A geometric distribution models the number of independent Bernoulli trials needed to achieve the first success, where each trial has the same probability of success p. It is the discrete analog of the exponential distribution. Common applications include modeling the number of coin flips until the first heads, the number of products inspected until finding a defective one, the number of sales calls before making a sale, and the number of attempts to establish a network connection. The distribution assumes each trial is independent and the probability of success remains constant. It is the only memoryless discrete probability distribution, meaning past failures do not affect future success probability.
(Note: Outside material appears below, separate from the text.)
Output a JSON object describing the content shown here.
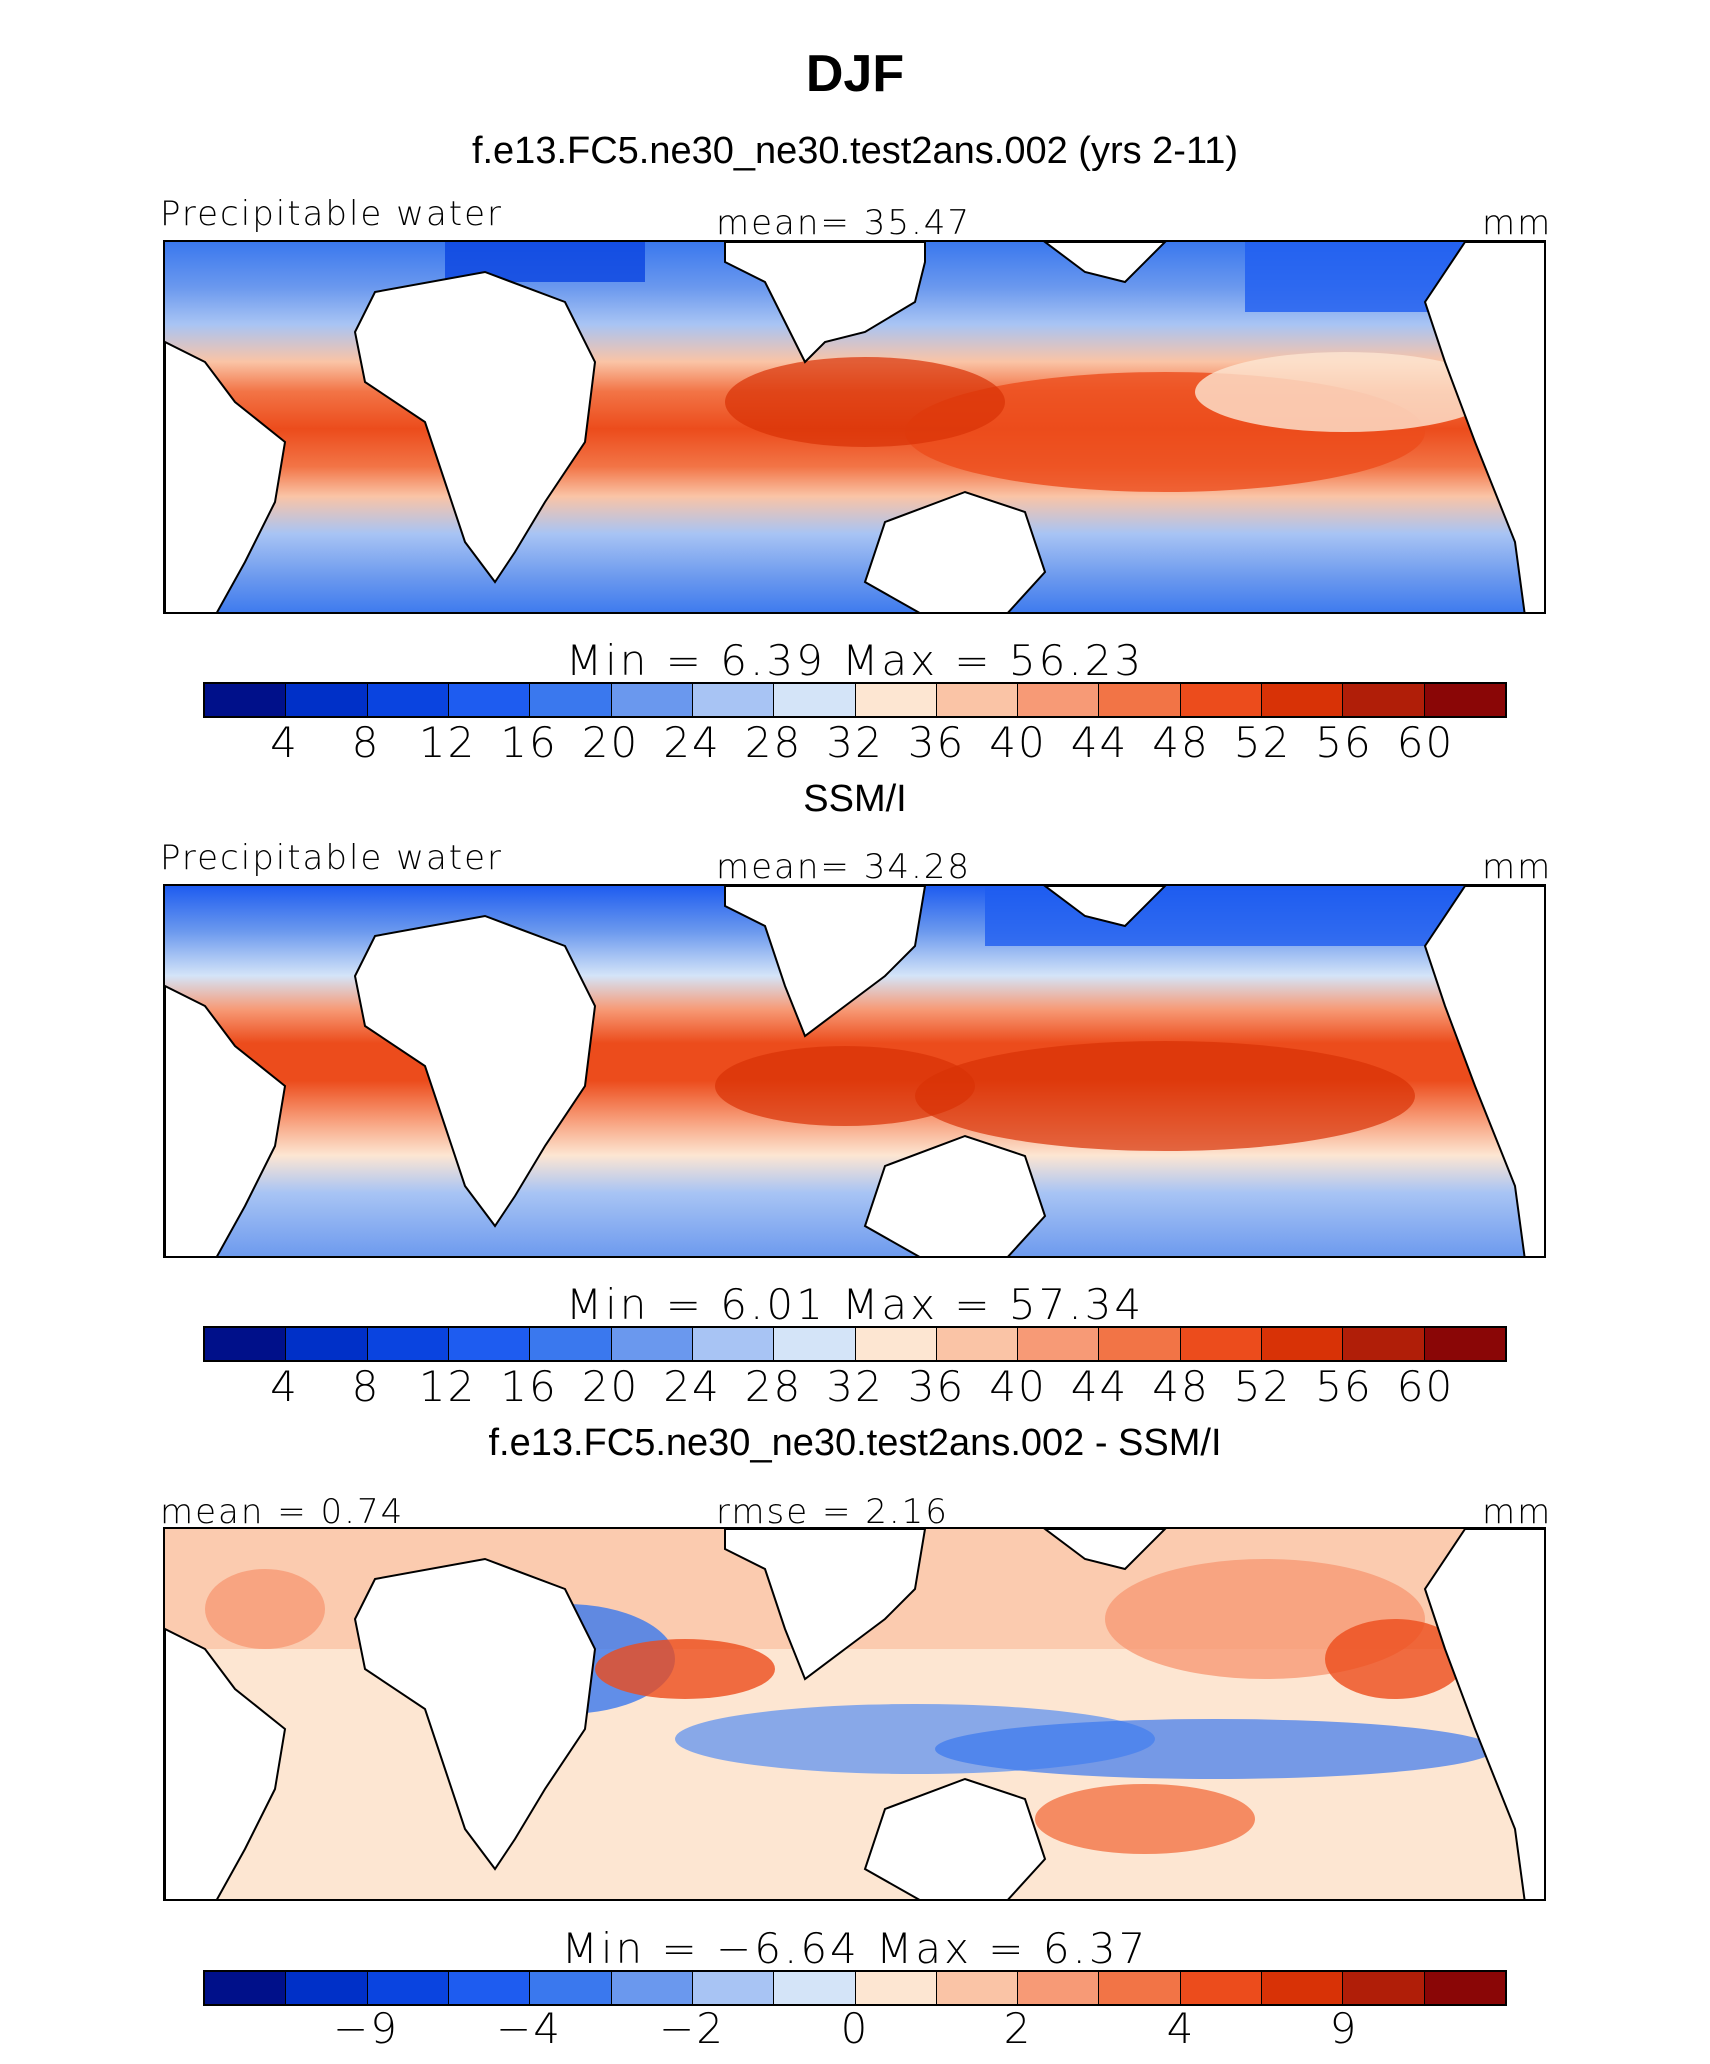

What is the probability mass function (PMF) of the geometric distribution?
The PMF gives the probability that the first success occurs on exactly the kth trial: P(X = k) = p * (1 - p)^(k-1), where p is the success probability and k is the trial number (k = 1, 2, 3, ...). This formula makes intuitive sense: you need (k-1) failures each with probability (1-p), followed by one success with probability p. For example, with p = 0.3, the probability of first success on trial 4 is 0.3 * 0.7^3 = 0.3 * 0.343 = 0.1029 or about 10.29%. The PMF decreases geometrically (by a constant ratio of 1-p), which is where the distribution gets its name.
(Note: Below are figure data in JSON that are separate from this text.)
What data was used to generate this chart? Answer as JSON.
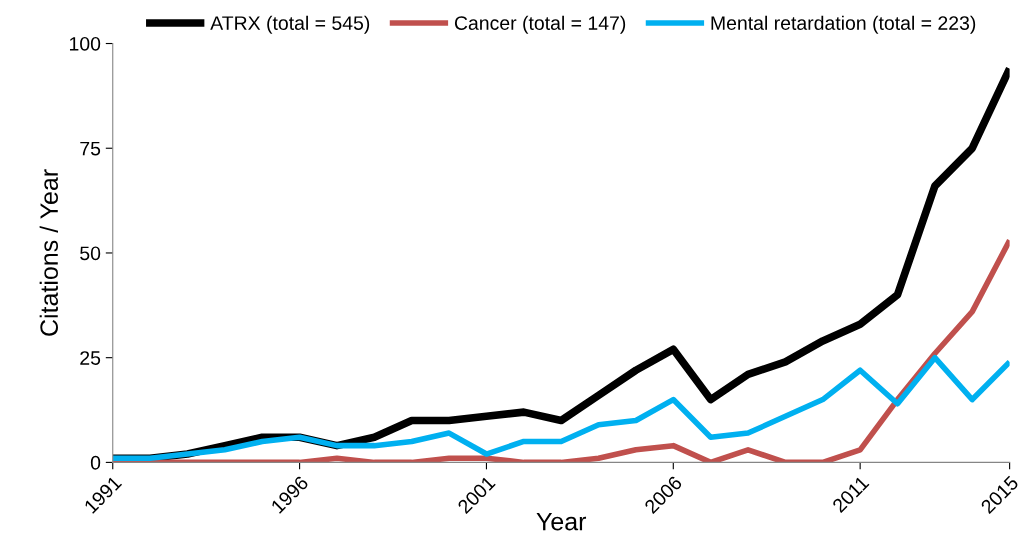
{
  "chart_data": {
    "type": "line",
    "xlabel": "Year",
    "ylabel": "Citations / Year",
    "x": [
      1991,
      1992,
      1993,
      1994,
      1995,
      1996,
      1997,
      1998,
      1999,
      2000,
      2001,
      2002,
      2003,
      2004,
      2005,
      2006,
      2007,
      2008,
      2009,
      2010,
      2011,
      2012,
      2013,
      2014,
      2015
    ],
    "series": [
      {
        "name": "ATRX (total = 545)",
        "color": "#000000",
        "values": [
          1,
          1,
          2,
          4,
          6,
          6,
          4,
          6,
          10,
          10,
          11,
          12,
          10,
          16,
          22,
          27,
          15,
          21,
          24,
          29,
          33,
          40,
          66,
          75,
          94
        ]
      },
      {
        "name": "Cancer (total = 147)",
        "color": "#c0504d",
        "values": [
          0,
          0,
          0,
          0,
          0,
          0,
          1,
          0,
          0,
          1,
          1,
          0,
          0,
          1,
          3,
          4,
          0,
          3,
          0,
          0,
          3,
          15,
          26,
          36,
          53
        ]
      },
      {
        "name": "Mental retardation (total = 223)",
        "color": "#00b0f0",
        "values": [
          1,
          1,
          2,
          3,
          5,
          6,
          4,
          4,
          5,
          7,
          2,
          5,
          5,
          9,
          10,
          15,
          6,
          7,
          11,
          15,
          22,
          14,
          25,
          15,
          24
        ]
      }
    ],
    "xlim": [
      1991,
      2015
    ],
    "xticks": [
      1991,
      1996,
      2001,
      2006,
      2011,
      2015
    ],
    "ylim": [
      0,
      100
    ],
    "yticks": [
      0,
      25,
      50,
      75,
      100
    ],
    "grid": false,
    "legend": "top",
    "marker": "none",
    "line_style": "solid"
  }
}
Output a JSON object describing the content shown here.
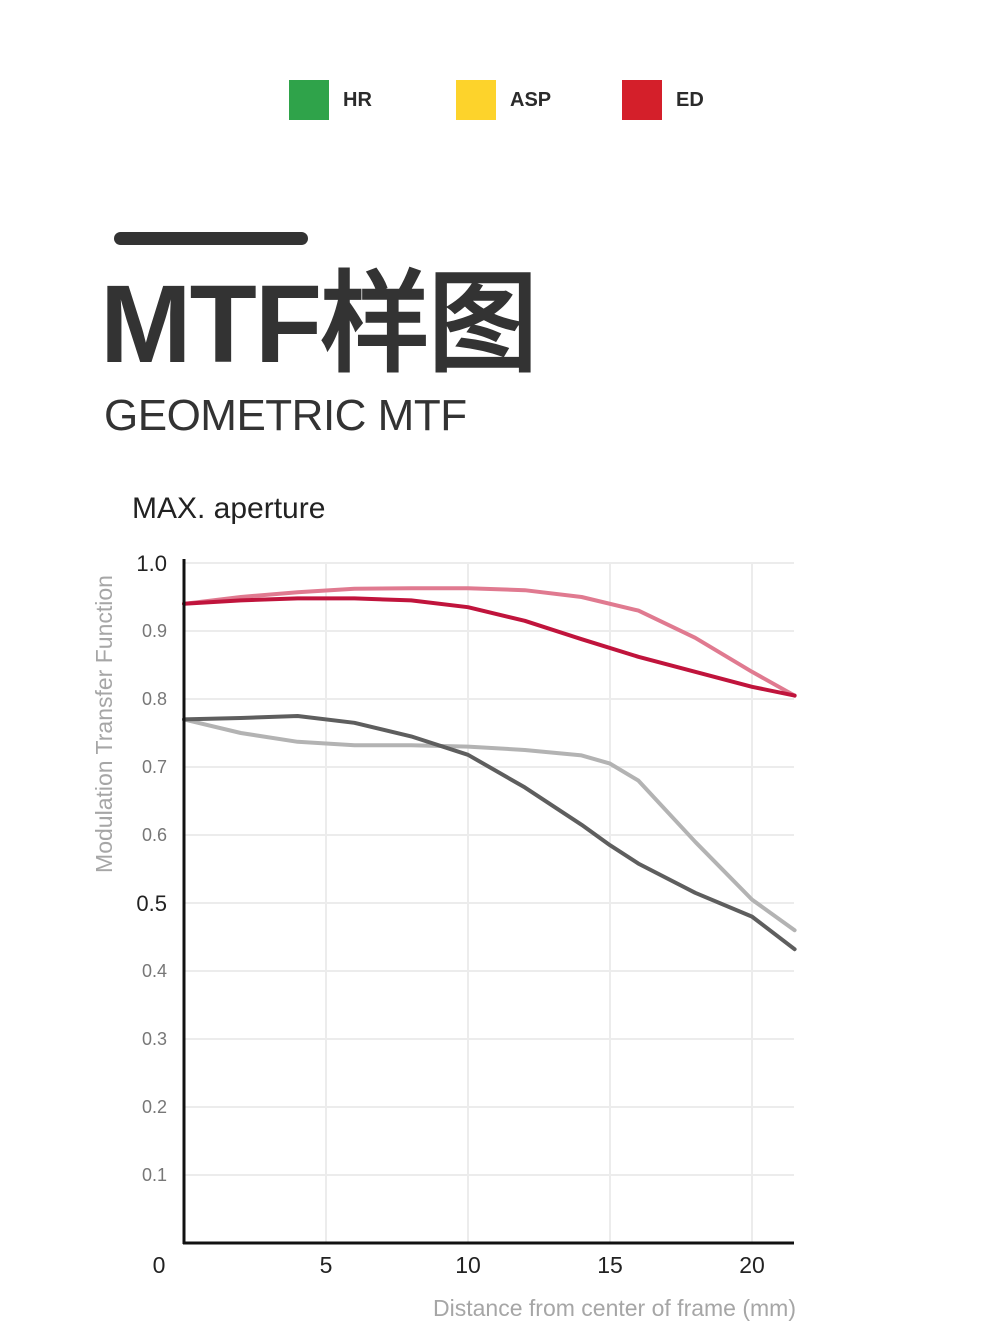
{
  "legend": [
    {
      "label": "HR",
      "color": "#2fa34a"
    },
    {
      "label": "ASP",
      "color": "#fdd32b"
    },
    {
      "label": "ED",
      "color": "#d41f2a"
    }
  ],
  "header": {
    "title": "MTF样图",
    "subtitle": "GEOMETRIC MTF"
  },
  "chart_data": {
    "type": "line",
    "title": "MAX. aperture",
    "xlabel": "Distance from center of frame (mm)",
    "ylabel": "Modulation Transfer Function",
    "xlim": [
      0,
      21.6
    ],
    "ylim": [
      0,
      1.0
    ],
    "x_ticks": [
      "0",
      "5",
      "10",
      "15",
      "20"
    ],
    "y_ticks": [
      "1.0",
      "0.9",
      "0.8",
      "0.7",
      "0.6",
      "0.5",
      "0.4",
      "0.3",
      "0.2",
      "0.1"
    ],
    "grid": true,
    "series": [
      {
        "color": "#e07a90",
        "x": [
          0,
          2,
          4,
          6,
          8,
          10,
          12,
          14,
          16,
          18,
          20,
          21.5
        ],
        "values": [
          0.94,
          0.95,
          0.957,
          0.962,
          0.963,
          0.963,
          0.96,
          0.95,
          0.93,
          0.89,
          0.84,
          0.805
        ]
      },
      {
        "color": "#c0143c",
        "x": [
          0,
          2,
          4,
          6,
          8,
          10,
          12,
          14,
          16,
          18,
          20,
          21.5
        ],
        "values": [
          0.94,
          0.945,
          0.948,
          0.948,
          0.945,
          0.935,
          0.915,
          0.888,
          0.862,
          0.84,
          0.818,
          0.805
        ]
      },
      {
        "color": "#b3b3b3",
        "x": [
          0,
          2,
          4,
          6,
          8,
          10,
          12,
          14,
          15,
          16,
          18,
          20,
          21.5
        ],
        "values": [
          0.77,
          0.75,
          0.737,
          0.732,
          0.732,
          0.73,
          0.725,
          0.717,
          0.705,
          0.68,
          0.59,
          0.505,
          0.46
        ]
      },
      {
        "color": "#5e5e5e",
        "x": [
          0,
          2,
          4,
          6,
          8,
          10,
          12,
          14,
          15,
          16,
          18,
          20,
          21.5
        ],
        "values": [
          0.77,
          0.772,
          0.775,
          0.765,
          0.745,
          0.718,
          0.67,
          0.615,
          0.585,
          0.558,
          0.515,
          0.48,
          0.432
        ]
      }
    ]
  }
}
How do you calculate the cumulative distribution function (CDF) of the geometric distribution?
The CDF gives the probability of achieving the first success within k trials: P(X <= k) = 1 - (1 - p)^k. This formula is derived by noting that not succeeding within k trials means failing k times in a row with probability (1-p)^k, so the complement gives the CDF. For example, with p = 0.2, the probability of success within 5 trials is 1 - 0.8^5 = 1 - 0.32768 = 0.67232 or about 67.2%. The CDF is useful for answering questions like how many trials are needed for a given confidence level. To find the number of trials needed for 95% certainty, solve 1 - (1-p)^k >= 0.95 for k.
What are the mean and variance of the geometric distribution?
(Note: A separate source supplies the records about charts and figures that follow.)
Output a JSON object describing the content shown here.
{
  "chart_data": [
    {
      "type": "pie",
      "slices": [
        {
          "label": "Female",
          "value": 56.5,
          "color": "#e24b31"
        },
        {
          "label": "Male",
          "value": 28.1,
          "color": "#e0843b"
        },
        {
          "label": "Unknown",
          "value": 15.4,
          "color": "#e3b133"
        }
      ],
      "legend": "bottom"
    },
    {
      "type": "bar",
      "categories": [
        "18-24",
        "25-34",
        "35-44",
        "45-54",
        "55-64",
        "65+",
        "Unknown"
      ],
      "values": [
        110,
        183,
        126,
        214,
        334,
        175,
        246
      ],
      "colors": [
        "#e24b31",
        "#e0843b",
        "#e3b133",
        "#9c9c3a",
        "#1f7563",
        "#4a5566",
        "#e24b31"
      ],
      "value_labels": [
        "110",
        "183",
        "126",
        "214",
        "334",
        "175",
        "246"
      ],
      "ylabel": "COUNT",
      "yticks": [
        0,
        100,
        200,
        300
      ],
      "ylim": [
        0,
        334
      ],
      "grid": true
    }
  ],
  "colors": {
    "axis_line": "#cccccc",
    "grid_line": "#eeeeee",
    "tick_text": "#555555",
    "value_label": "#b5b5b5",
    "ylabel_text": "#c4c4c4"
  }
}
The mean (expected value) of the geometric distribution is E[X] = 1/p, and the variance is Var(X) = (1-p)/p^2. The standard deviation is sqrt((1-p)/p^2) = sqrt(1-p)/p. For example, if p = 0.25, the expected number of trials until the first success is 1/0.25 = 4, with variance = 0.75/0.0625 = 12 and standard deviation = sqrt(12) = 3.46. The mean being 1/p is intuitive: if you succeed 25% of the time, you expect to need 4 tries on average. As p approaches 1, both mean and variance decrease toward 1 and 0 respectively, since success becomes nearly certain on the first trial.
What is the memoryless property of the geometric distribution?
The memoryless property states that P(X > s + t | X > s) = P(X > t) for any positive integers s and t. In practical terms, if you have already failed s times, the probability of needing more than t additional trials is the same as if you were starting fresh. For example, if you are flipping a coin waiting for heads and have already gotten 10 tails, the expected number of additional flips is still the same as when you started. This property is unique to the geometric distribution among discrete distributions (and to the exponential distribution among continuous ones). It mathematically captures the idea that independent trials have no memory of past outcomes.
How does the geometric distribution relate to the negative binomial distribution?
The geometric distribution is a special case of the negative binomial distribution with r = 1, where r represents the number of successes desired. While the geometric distribution counts trials until the first success, the negative binomial counts trials until the rth success. If X1, X2, ..., Xr are independent geometric random variables with the same parameter p, their sum follows a negative binomial distribution with parameters r and p. This relationship is useful for extending geometric distribution problems: for example, if you want to know how many sales calls are needed to make 5 sales (not just the first), you use the negative binomial distribution with r = 5.